Mattmark a été un premier tournant dans la bonne direction de la politique syndicale. La FOBB se trouvait dans une situation quelque peu contradictoire. D'un côté, il y avait Ezio Canonica, syndicaliste d'une nouvelle génération, plus ouverte, qui s'engageait en première ligne pour les droits des victimes de la catastrophe et était devenu une figure politique nationale très populaire. Dans le même temps, un mois après la catastrophe, le comité central de la FOBB publiait une prise de position pour se distancier des agitations des communistes, principalement italiens, organisées pour protester contre la politique du patronat et des autorités suisses et exprimer leur indignation. En réalité, la FOBB collaborait déjà avec les syndicats italiens, en particulier avec la CGIL (syndicat, proche du Parti communiste italien), mais en même temps, en pleine guerre froide, elle veillait à ne pas donner à l'opinion publique l'impression d'être une organisation communiste.

Pourquoi Mattmark a-t-il également marqué le début d'un changement dans la politique syndicale en général?

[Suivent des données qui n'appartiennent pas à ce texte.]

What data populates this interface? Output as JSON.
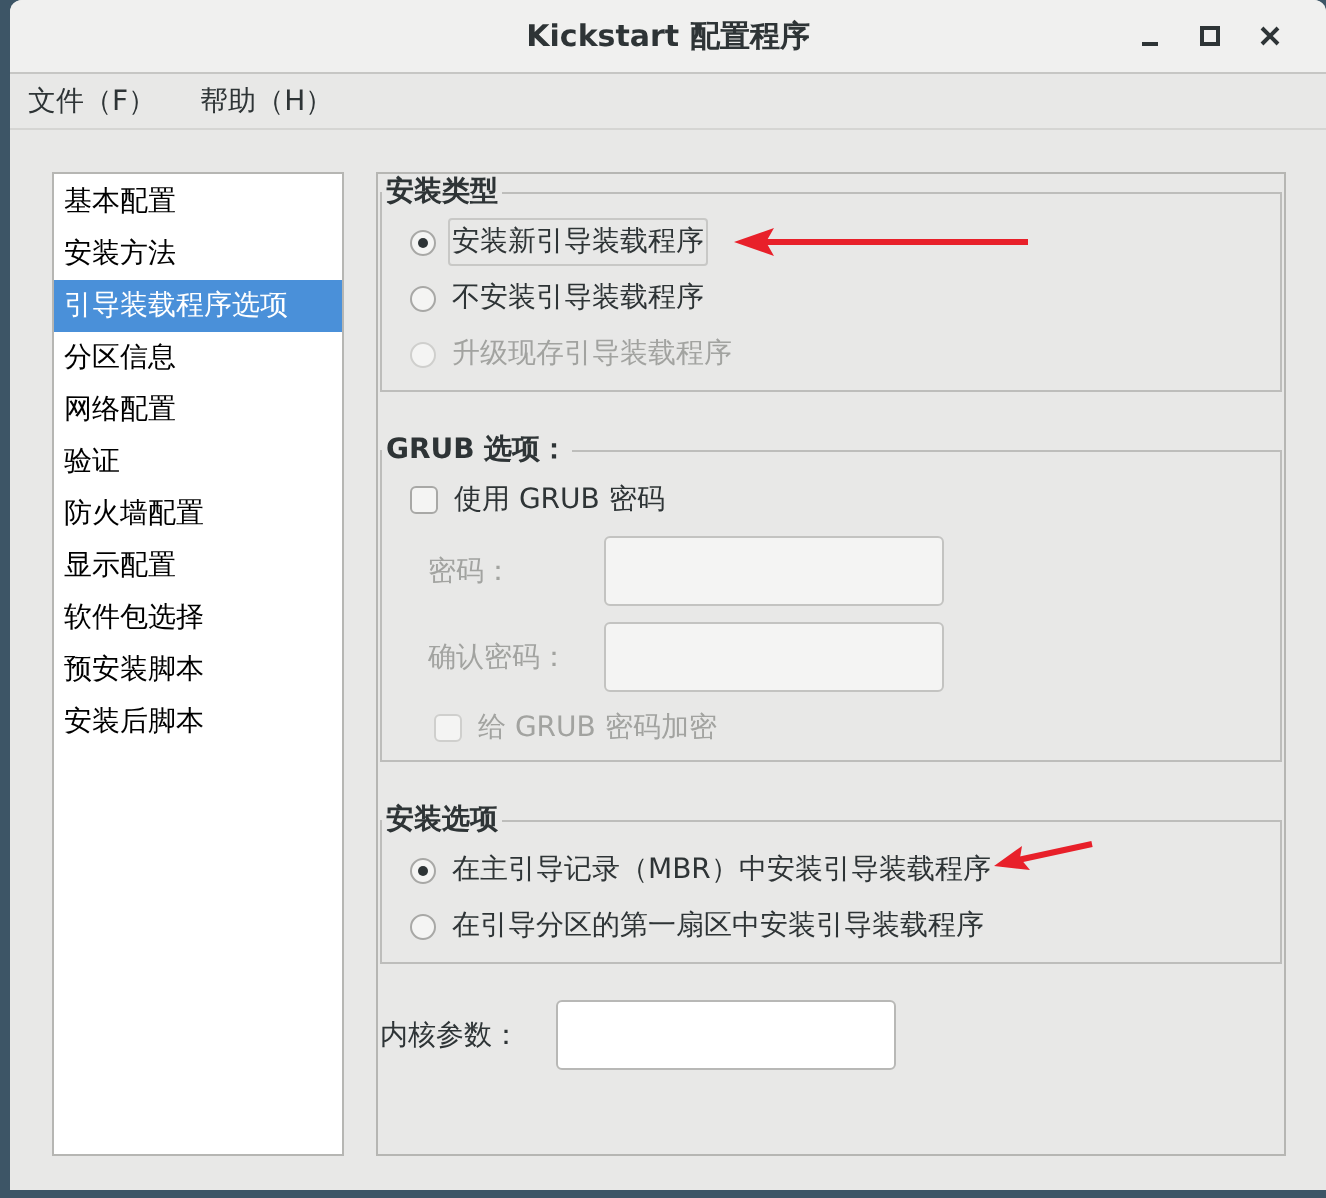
{
  "window": {
    "title": "Kickstart 配置程序"
  },
  "menu": [
    {
      "label": "文件（F）"
    },
    {
      "label": "帮助（H）"
    }
  ],
  "sidebar": {
    "items": [
      {
        "label": "基本配置",
        "selected": false
      },
      {
        "label": "安装方法",
        "selected": false
      },
      {
        "label": "引导装载程序选项",
        "selected": true
      },
      {
        "label": "分区信息",
        "selected": false
      },
      {
        "label": "网络配置",
        "selected": false
      },
      {
        "label": "验证",
        "selected": false
      },
      {
        "label": "防火墙配置",
        "selected": false
      },
      {
        "label": "显示配置",
        "selected": false
      },
      {
        "label": "软件包选择",
        "selected": false
      },
      {
        "label": "预安装脚本",
        "selected": false
      },
      {
        "label": "安装后脚本",
        "selected": false
      }
    ]
  },
  "install_type": {
    "title": "安装类型",
    "options": [
      {
        "label": "安装新引导装载程序",
        "selected": true,
        "disabled": false,
        "focused": true,
        "marked": true
      },
      {
        "label": "不安装引导装载程序",
        "selected": false,
        "disabled": false,
        "focused": false,
        "marked": false
      },
      {
        "label": "升级现存引导装载程序",
        "selected": false,
        "disabled": true,
        "focused": false,
        "marked": false
      }
    ]
  },
  "grub_options": {
    "title": "GRUB 选项：",
    "use_password": {
      "label": "使用  GRUB 密码",
      "checked": false
    },
    "fields": [
      {
        "label": "密码：",
        "disabled": true
      },
      {
        "label": "确认密码：",
        "disabled": true
      }
    ],
    "encrypt": {
      "label": "给  GRUB 密码加密",
      "checked": false,
      "disabled": true
    }
  },
  "install_options": {
    "title": "安装选项",
    "options": [
      {
        "label": "在主引导记录（MBR）中安装引导装载程序",
        "selected": true,
        "disabled": false,
        "focused": false,
        "marked": true
      },
      {
        "label": "在引导分区的第一扇区中安装引导装载程序",
        "selected": false,
        "disabled": false,
        "focused": false,
        "marked": false
      }
    ]
  },
  "kernel_params": {
    "label": "内核参数："
  }
}
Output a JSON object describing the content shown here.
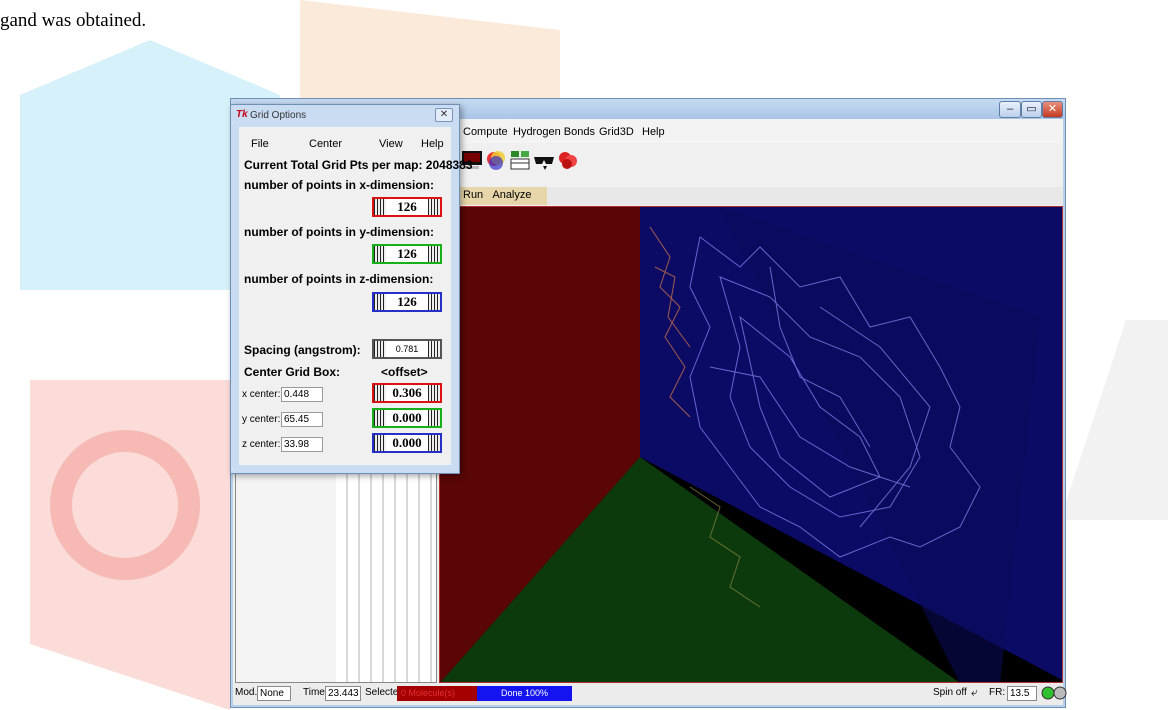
{
  "document": {
    "text": "gand was obtained."
  },
  "colors": {
    "x_axis": "#d11111",
    "y_axis": "#18b018",
    "z_axis": "#2530c8",
    "status_red": "#a50000",
    "status_blue": "#1414f0"
  },
  "app": {
    "window_controls": {
      "minimize": "–",
      "maximize": "▭",
      "close": "✕"
    },
    "menu": [
      "Compute",
      "Hydrogen Bonds",
      "Grid3D",
      "Help"
    ],
    "toolbar_icons": [
      "display-icon",
      "color-wheel-icon",
      "molecule-table-icon",
      "stereo-glasses-icon",
      "red-surface-icon"
    ],
    "tabs": [
      "Run",
      "Analyze"
    ],
    "status": {
      "mod_label": "Mod.:",
      "mod_value": "None",
      "time_label": "Time:",
      "time_value": "23.443",
      "selected_label": "Selected:",
      "selected_value": "0 Molecule(s)",
      "progress": "Done 100%",
      "spin_label": "Spin off",
      "fr_label": "FR:",
      "fr_value": "13.5"
    }
  },
  "dialog": {
    "title_icon": "Tk",
    "title": "Grid Options",
    "close": "✕",
    "menu": {
      "file": "File",
      "center": "Center",
      "view": "View",
      "help": "Help"
    },
    "total_grid": "Current Total Grid Pts per map:  2048383",
    "x_dim_label": "number of points in x-dimension:",
    "x_dim_value": "126",
    "y_dim_label": "number of points in y-dimension:",
    "y_dim_value": "126",
    "z_dim_label": "number of points in z-dimension:",
    "z_dim_value": "126",
    "spacing_label": "Spacing (angstrom):",
    "spacing_value": "0.781",
    "center_label": "Center Grid Box:",
    "offset_label": "<offset>",
    "x_center_label": "x center:",
    "x_center_value": "0.448",
    "x_offset": "0.306",
    "y_center_label": "y center:",
    "y_center_value": "65.45",
    "y_offset": "0.000",
    "z_center_label": "z center:",
    "z_center_value": "33.98",
    "z_offset": "0.000"
  }
}
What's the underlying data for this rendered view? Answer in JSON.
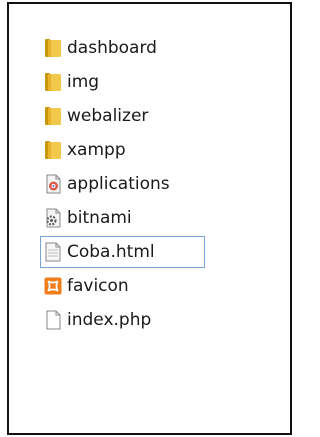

C'est un fait qui ressort de la carrière même d'Ezio Canonica. Avec Mattmark, il est devenu une personnalité nationale et, en 1968, il est devenu le premier président tessinois d'un syndicat national. Puis, en 1970, lors de la campagne contre la deuxième initiative contre l'immigration, qui a finalement été rejetée par 54% des votants, il s'est profilé comme le principal adversaire de Schwarzenbach. Cela tient aussi au fait que son parcours le rendait crédible, contrairement au président de l'USS de l'époque, Ernst Wüthrich. C'est ainsi qu'en 1971, il a pu devenir conseiller national pour le canton de Zurich. En 1973, il est devenu président de l'USS et a contribué à créer une dynamique de changement, et pas seulement dans la politique migratoire des syndicats. Grâce également à l'influence qu'ont ensuite exercée les immigrés, il a été le premier dirigeant national de poids à demander la relativisation de la paix sociale, c'est-à-dire à ouvrir la porte à une politique syndicale plus combative.